El escenario puede ser más sórdido incluso. Así inicia el tercer canto, describiendo un espacio en que la vida es dejada de lado, maltratada por un paisaje incapaz de alimentar debidamente a sus criaturas: «Hoy he cruzado una calle, donde los niños huelen a viejos trapos en desuso y donde cuya única bebida es el agua pútrida que almacena la calle incolora». En este canto el hablante se abandona al sueño, apagando la presencia de este entorno degradado, del cual el herrero escapa en una forma similar: «Cuando él duerme con las manos en la nuca, sin sacarse la pelliza, sueña con sus grandes cuencas verdes, en las herraduras brillantes y blandas con que adorna los cascos de los potros voladores. Una cabalgata sonora lo lleva lejos […]»; volvemos a donde comenzamos, a la cabalgata con la que el herrero se escapa, tomando por camino un brazo de la vía láctea, para encontrar «el fuego que no se consume», errando para siempre de un lugar del espacio a otro, cual Altazor.

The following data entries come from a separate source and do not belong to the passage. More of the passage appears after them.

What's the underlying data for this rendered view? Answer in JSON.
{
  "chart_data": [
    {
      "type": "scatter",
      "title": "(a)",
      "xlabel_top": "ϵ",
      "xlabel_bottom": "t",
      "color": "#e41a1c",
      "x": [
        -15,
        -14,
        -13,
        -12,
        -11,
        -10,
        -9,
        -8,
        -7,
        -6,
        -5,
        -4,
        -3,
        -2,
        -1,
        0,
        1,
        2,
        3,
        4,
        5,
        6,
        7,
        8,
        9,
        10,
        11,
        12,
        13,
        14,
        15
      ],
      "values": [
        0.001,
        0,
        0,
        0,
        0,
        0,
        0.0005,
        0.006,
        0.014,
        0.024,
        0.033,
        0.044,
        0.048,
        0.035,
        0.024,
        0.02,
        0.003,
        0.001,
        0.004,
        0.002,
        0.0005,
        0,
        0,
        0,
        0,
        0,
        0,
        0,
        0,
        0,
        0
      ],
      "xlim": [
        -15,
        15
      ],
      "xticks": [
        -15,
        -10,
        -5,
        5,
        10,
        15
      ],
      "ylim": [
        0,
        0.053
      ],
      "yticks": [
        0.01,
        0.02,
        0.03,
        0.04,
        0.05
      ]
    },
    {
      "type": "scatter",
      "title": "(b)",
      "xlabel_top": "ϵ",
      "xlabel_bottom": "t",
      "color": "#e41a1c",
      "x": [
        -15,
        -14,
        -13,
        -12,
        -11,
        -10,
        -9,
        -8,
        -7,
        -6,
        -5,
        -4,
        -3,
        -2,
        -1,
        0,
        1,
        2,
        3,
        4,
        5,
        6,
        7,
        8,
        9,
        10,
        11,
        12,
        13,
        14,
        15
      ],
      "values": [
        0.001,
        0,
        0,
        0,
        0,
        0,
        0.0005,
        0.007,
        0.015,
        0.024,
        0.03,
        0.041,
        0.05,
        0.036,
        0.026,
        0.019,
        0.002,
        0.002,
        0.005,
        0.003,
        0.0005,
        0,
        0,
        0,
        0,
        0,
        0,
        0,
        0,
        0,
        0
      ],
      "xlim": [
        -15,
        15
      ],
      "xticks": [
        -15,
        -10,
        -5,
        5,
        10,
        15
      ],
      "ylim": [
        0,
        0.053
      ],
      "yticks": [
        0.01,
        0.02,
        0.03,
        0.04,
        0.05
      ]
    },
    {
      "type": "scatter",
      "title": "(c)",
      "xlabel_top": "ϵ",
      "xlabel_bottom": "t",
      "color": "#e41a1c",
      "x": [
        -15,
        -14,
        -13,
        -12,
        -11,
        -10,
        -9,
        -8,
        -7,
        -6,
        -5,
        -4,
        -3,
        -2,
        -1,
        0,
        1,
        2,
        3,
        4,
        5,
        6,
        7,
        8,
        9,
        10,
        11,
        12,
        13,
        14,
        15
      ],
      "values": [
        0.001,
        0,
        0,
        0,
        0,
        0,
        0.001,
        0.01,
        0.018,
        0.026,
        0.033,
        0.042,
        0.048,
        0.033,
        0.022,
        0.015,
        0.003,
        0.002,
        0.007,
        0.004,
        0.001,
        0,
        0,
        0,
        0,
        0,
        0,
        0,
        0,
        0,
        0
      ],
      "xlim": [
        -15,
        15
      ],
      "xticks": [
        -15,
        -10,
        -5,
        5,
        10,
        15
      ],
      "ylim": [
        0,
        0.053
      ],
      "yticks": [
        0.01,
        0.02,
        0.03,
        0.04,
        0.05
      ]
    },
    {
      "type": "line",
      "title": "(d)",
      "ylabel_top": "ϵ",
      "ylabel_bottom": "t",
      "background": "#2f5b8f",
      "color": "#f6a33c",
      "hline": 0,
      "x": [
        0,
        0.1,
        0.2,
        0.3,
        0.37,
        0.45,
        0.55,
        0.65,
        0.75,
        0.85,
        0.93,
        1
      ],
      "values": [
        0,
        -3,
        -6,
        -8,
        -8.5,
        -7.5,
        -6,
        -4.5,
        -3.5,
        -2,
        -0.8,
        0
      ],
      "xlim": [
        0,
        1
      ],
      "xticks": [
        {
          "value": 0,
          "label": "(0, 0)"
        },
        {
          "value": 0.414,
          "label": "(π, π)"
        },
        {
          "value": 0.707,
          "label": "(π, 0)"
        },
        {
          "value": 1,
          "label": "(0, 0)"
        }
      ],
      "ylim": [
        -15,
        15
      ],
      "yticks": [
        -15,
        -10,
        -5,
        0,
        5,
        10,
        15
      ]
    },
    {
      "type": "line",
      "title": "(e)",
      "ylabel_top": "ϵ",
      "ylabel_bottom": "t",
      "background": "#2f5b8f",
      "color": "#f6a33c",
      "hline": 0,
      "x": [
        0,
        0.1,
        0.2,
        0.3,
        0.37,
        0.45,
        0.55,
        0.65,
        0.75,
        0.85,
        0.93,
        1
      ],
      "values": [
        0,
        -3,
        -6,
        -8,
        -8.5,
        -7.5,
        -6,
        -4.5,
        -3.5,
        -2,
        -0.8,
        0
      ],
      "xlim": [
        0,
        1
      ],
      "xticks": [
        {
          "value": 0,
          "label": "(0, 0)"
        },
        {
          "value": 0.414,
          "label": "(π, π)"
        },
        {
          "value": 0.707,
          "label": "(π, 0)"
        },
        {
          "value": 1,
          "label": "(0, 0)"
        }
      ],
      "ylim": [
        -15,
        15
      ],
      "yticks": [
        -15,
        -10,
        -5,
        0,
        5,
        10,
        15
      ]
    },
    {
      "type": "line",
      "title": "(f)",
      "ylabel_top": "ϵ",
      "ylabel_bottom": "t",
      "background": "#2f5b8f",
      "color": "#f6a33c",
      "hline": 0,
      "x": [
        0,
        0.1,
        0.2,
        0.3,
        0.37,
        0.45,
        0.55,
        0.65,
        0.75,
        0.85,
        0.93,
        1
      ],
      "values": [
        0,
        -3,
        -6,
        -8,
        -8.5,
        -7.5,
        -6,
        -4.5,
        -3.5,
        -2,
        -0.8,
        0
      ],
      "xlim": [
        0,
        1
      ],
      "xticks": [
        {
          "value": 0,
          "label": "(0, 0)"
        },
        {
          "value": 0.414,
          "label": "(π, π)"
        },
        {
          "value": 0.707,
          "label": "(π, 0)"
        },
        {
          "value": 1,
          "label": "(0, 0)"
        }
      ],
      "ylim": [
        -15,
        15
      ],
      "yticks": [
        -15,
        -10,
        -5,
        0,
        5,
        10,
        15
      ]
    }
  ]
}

Por Constanza Menéndez Díaz
Fotografía de Leonora Vicuña
1 Díaz Varín, Stella. “Cantos de Anadir”. En Obra reunida. Santiago: Editorial Cuarto Propio, 2013. De aquí en adelante todos los fragmentos de la autora citados corresponden a estos poemas en particular a menos que se indique lo contrario. Los “Cantos de Anadir» pertenecen al poemario Sinfonía del hombre fósil (1953), incluido en el citado volumen.
2La voz poética se refiere a sí misma en masculino, pero posee características comúnmente asociadas a la feminidad, además de referirse a los hombres como seres ajenos a sí, por los cuales se siente observado, donde se entrevé una intención por presentar un ser más bien andrógino.
3Freud, Sigmund. “Duelo y melancolía”. En Obras completas. Tomo XIV. Buenos Aires: Amorrortu, 1993.
4Starovinski, Jean. La tinta de la melancolía. Ciudad de México: Fondo de Cultura Económica, 2016.
5Ibid.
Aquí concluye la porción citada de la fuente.